During academic year 2010-2011, he applied for a scholarship under the EWS Scheme for Rs. 55,000 from Guru Gobind Singh Indraprastha University. The application after verification was forwarded along with the recommendations of the Dean on July 26, 2010.
When the forgery surfaced, the varsity on 1st May, 2012 requested the Army college to take strict action against the petitioner and recover the amount from him.
The investigation committee appointed by the college found the offender guilty of forging signatures, appointment stamp and round stamp of College on EWS Scheme Scholarship Form 2011-12 and receiving amount of Rs.55,000/- from Guru Gobind Singh Indraprastha University by forgery and using forged Identity Card by forging signatures, appointment stamp and round stamp of College.
The Court was also informed that in 2011-12, the petitioner faced an expulsion from college for posing as a doctor and practicing medicine at a medical camp organized by him, where he presented himself as Dr. PK. Singh, although he had yet to receive his MBBS degree.

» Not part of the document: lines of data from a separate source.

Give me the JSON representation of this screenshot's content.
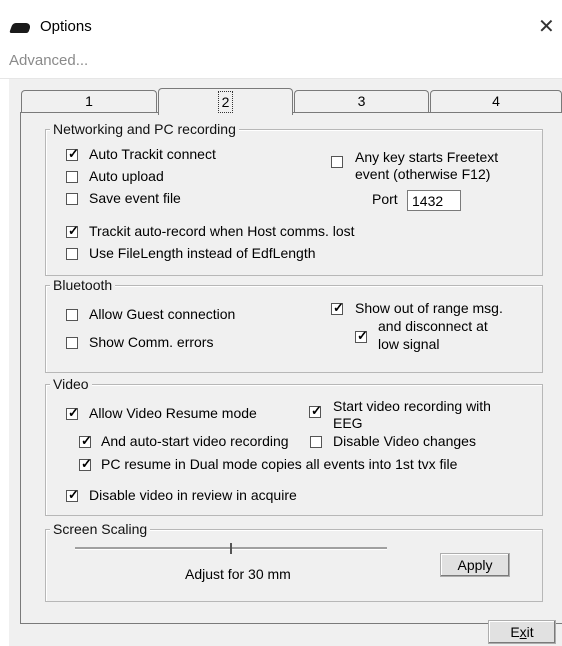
{
  "window": {
    "title": "Options",
    "close_glyph": "✕"
  },
  "advanced_link": "Advanced...",
  "tabs": [
    {
      "label": "1",
      "active": false
    },
    {
      "label": "2",
      "active": true
    },
    {
      "label": "3",
      "active": false
    },
    {
      "label": "4",
      "active": false
    }
  ],
  "networking": {
    "legend": "Networking and PC recording",
    "auto_trackit": {
      "label": "Auto Trackit connect",
      "checked": true
    },
    "auto_upload": {
      "label": "Auto upload",
      "checked": false
    },
    "save_event": {
      "label": "Save event file",
      "checked": false
    },
    "any_key": {
      "label_line1": "Any key starts Freetext",
      "label_line2": "event (otherwise F12)",
      "checked": false
    },
    "port_label": "Port",
    "port_value": "1432",
    "trackit_auto_record": {
      "label": "Trackit auto-record when Host comms. lost",
      "checked": true
    },
    "use_filelength": {
      "label": "Use FileLength instead of EdfLength",
      "checked": false
    }
  },
  "bluetooth": {
    "legend": "Bluetooth",
    "allow_guest": {
      "label": "Allow Guest connection",
      "checked": false
    },
    "show_comm_errors": {
      "label": "Show Comm. errors",
      "checked": false
    },
    "show_out_of_range": {
      "label": "Show out of range msg.",
      "checked": true
    },
    "disconnect_low": {
      "label_line1": "and disconnect at",
      "label_line2": "low signal",
      "checked": true
    }
  },
  "video": {
    "legend": "Video",
    "allow_resume": {
      "label": "Allow Video Resume mode",
      "checked": true
    },
    "start_with_eeg": {
      "label_line1": "Start video recording with",
      "label_line2": "EEG",
      "checked": true
    },
    "auto_start": {
      "label": "And auto-start video recording",
      "checked": true
    },
    "disable_changes": {
      "label": "Disable Video changes",
      "checked": false
    },
    "pc_resume_dual": {
      "label": "PC resume in Dual mode copies all events into 1st tvx file",
      "checked": true
    },
    "disable_review": {
      "label": "Disable video in review in acquire",
      "checked": true
    }
  },
  "scaling": {
    "legend": "Screen Scaling",
    "slider_fraction": 0.5,
    "caption": "Adjust for 30 mm",
    "apply_label": "Apply"
  },
  "exit_prefix": "E",
  "exit_underlined": "x",
  "exit_suffix": "it",
  "check_glyph": "✓"
}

While under expulsion in 2011, he is reported to have worked on his forgery plan and executed it in the manner mentioned above to obtain the scholarship.
Though in his contention Mr. K.K. Rai, learned Sr.Counsel appearing for the petitioner pleaded that “the punishment is’ unconscionable’ totally annihilating the academic life of the petitioner as a Doctor and bringing to an end the dream of a marginal family to see its child in the robes of a Doctor.”Mr Rai reminded the court that “proportionality of punishment has always been looked into and reduced when warranted.”

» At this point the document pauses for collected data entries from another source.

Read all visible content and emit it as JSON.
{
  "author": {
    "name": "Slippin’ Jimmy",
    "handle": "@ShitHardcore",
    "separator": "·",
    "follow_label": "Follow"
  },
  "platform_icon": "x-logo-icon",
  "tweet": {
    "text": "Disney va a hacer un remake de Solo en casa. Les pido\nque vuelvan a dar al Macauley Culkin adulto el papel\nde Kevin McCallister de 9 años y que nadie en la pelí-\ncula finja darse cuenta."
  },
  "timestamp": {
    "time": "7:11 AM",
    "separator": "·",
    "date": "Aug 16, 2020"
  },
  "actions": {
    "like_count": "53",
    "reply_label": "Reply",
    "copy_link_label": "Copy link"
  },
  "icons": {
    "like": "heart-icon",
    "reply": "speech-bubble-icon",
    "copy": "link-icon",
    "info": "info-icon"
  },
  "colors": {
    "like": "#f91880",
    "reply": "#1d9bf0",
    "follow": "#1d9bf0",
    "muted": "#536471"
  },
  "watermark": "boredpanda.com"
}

Mr. Ankur Chibber, learned counsel appearing for college/university on the other hand submitted that ” in the given facts, the punishment of expulsion is in accordance with the Rules in as much as the penalty for breach of discipline would entail expulsion from University, College or Institution as the case may be in which case, he shall not be readmitted to the University / College or Institution from where he is expelled but it shall not preclude his admission to any other affiliated College or Institution with the previous approval of the Vice-Chancellor.” Thereby justifying the expulsion. The court on its part made the final noting as follows:
The plea that the petitioner cannot pursue any other career does not appeal to this Court. Had the charge been a different one and not as serious to the one committed by the petitioner possibly the Court could have taken a lenient and pragmatic view so as not to damage the career of a person.
The judgments as relied upon by Mr.K.K.Rai would not be applicable to the facts of this case primarily for the reason that the offence/misconduct committed in the cases referred to by Mr. Rai were with regard to ragging, cheating during examination which are totally different from the one committed by the petitioner in the case in hand. I do not find any merit in the only contention of Mr. Rai. The writ petition is dismissed.